Crises like these are typically attributed, inter alia, to economic policies and global market conditions. However, in our case the inescapable truth is that there has been large-scale looting of the resources of the people by the powerful in government and in the private sector.
Our economic crisis is, in large part, the making of a powerful elite.
Minister Mboweni’s budget is presented at a time that large-scale corruption is brought to light publicly by a judicial commission of enquiry.
The concurrence of the two phenomena is significant and foregrounds a tragic irony for South Africans in plain and crude terms: our democracy enables revelations about corruption at the same time that our finance minister announces how he intends to deal with the economic crisis.
It is noteworthy that whenever analysts speak of the state of our economy, there is a particular slant in their analysis that begs comment. The approach remains largely neoliberal, with prioritisation of factors that are a function of economic growth, market forces and economic activity that buoys the markets.

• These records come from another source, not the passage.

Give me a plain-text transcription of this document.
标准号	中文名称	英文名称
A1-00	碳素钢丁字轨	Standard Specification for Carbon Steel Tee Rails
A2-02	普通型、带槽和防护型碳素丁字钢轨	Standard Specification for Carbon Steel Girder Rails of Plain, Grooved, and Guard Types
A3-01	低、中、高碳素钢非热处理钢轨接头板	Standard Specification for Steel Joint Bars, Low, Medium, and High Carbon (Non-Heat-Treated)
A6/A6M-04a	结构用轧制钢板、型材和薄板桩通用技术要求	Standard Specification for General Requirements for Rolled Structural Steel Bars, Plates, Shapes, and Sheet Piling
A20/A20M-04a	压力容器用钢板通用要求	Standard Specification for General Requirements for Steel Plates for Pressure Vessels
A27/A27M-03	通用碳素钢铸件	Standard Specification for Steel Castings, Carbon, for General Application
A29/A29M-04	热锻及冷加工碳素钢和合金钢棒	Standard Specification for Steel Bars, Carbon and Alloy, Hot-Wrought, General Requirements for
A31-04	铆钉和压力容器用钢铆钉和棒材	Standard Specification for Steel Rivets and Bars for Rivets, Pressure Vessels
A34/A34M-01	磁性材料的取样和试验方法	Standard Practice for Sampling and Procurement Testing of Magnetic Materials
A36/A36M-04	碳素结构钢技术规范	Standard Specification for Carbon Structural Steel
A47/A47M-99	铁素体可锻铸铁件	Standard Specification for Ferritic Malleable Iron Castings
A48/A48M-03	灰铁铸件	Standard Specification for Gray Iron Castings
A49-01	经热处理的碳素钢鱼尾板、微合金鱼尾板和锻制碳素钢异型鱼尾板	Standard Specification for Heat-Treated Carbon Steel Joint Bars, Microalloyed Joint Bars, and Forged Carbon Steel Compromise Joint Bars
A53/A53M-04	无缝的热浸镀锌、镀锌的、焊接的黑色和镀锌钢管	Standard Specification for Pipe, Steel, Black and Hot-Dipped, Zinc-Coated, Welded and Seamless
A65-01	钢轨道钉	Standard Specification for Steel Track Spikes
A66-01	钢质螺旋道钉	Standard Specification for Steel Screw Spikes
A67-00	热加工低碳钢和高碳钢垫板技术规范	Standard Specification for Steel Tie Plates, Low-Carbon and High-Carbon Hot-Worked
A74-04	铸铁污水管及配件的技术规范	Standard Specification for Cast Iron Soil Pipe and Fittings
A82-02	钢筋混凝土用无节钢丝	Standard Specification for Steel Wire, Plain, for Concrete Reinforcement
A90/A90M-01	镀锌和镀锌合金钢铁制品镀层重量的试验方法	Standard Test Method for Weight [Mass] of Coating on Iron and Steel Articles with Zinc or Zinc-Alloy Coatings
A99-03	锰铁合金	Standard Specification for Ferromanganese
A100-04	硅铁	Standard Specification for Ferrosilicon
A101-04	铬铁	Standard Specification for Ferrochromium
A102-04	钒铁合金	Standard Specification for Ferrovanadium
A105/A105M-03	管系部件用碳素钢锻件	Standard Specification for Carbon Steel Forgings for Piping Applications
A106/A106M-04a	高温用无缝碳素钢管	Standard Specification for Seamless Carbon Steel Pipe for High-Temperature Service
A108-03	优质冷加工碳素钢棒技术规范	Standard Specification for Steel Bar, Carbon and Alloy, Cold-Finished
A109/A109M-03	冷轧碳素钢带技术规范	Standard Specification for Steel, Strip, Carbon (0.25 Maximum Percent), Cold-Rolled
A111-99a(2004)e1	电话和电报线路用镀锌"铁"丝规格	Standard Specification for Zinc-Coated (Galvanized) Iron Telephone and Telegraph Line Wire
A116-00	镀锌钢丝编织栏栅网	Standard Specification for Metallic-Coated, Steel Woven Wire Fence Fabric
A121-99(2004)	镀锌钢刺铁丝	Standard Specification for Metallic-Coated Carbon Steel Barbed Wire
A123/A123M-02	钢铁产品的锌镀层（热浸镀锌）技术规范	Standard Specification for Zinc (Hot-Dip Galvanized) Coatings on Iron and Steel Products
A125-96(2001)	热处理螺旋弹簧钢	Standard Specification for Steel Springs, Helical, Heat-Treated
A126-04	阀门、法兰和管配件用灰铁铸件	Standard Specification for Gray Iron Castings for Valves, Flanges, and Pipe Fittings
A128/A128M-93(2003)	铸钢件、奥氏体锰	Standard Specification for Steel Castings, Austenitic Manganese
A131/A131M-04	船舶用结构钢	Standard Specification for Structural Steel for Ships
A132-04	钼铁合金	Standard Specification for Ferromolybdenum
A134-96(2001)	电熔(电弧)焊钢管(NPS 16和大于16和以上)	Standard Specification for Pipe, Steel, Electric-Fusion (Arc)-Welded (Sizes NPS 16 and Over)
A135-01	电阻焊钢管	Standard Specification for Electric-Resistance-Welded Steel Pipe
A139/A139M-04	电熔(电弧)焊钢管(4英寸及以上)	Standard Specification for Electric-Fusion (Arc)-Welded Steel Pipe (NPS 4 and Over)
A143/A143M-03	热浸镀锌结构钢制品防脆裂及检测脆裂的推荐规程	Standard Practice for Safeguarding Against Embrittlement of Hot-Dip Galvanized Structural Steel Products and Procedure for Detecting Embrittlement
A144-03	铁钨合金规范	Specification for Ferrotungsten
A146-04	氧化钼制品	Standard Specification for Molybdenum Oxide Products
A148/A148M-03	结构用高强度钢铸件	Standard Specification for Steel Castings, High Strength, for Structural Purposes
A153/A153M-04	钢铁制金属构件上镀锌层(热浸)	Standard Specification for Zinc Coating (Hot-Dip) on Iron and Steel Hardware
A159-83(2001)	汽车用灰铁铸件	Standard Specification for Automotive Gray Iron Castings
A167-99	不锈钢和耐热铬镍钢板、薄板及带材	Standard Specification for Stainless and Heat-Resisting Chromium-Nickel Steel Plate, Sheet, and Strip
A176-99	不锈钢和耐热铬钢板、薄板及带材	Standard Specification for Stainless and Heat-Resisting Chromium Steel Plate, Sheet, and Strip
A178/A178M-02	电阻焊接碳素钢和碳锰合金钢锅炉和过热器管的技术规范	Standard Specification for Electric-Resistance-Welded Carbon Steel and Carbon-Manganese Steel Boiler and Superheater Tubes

It is disappointing that the minister’s treatment of state capture and corruption was perfunctory. Saying that he supports the establishment of the new Investigating Directorate in the NPA is meaningless. Former President Zuma said the same thing.
What was lacking in the speech of Minister Mboweni is a commitment to accountability and transparency, and reference to empowerment of institutions such as relevant audit committees tasked with the responsibility to implement and enforce transparency and accountability.
Also noteworthy is that neither the term radical nor the term transformation occurred in the minister’s speech. This signifies another important shift from the pretence of a pro-poor agenda but which, essentially, masked state capture. Yet, our economy needs to address economic injustices inherent in a neoliberal, capitalist economic order.
Therefore, the minister’s budget speech raises serious questions about his commitment to prioritising immediate poverty alleviation.
One example is the increase in the budget deficit from the projected four percent of GDP to 4,5 per cent. This increase does not address the basic needs of the more than 30 million South Africans living below the R1 183 per capita per month.
Similarly, the 4,7 per cent increase in pension is R20 less than the increase in 2018, and the 2,4 per cent increase in the child grant is well below inflation.
Foreign direct investment and supply-side economics, as always, take precedence over the development of the informal economy. We continue to perpetuate the disparity of two economies, namely that of the JSE and that of the townships.
In this disparity the majority of South Africans are still excluded from the economy, unemployment levels remain intractable and the poor outcomes of health and education are not expected to improve significantly.
All South Africans cannot be aggregated into an economic monolith. The disparities of wealth and gross inequality, the worst on the planet, require a commitment to prioritise the poor above the more privileged.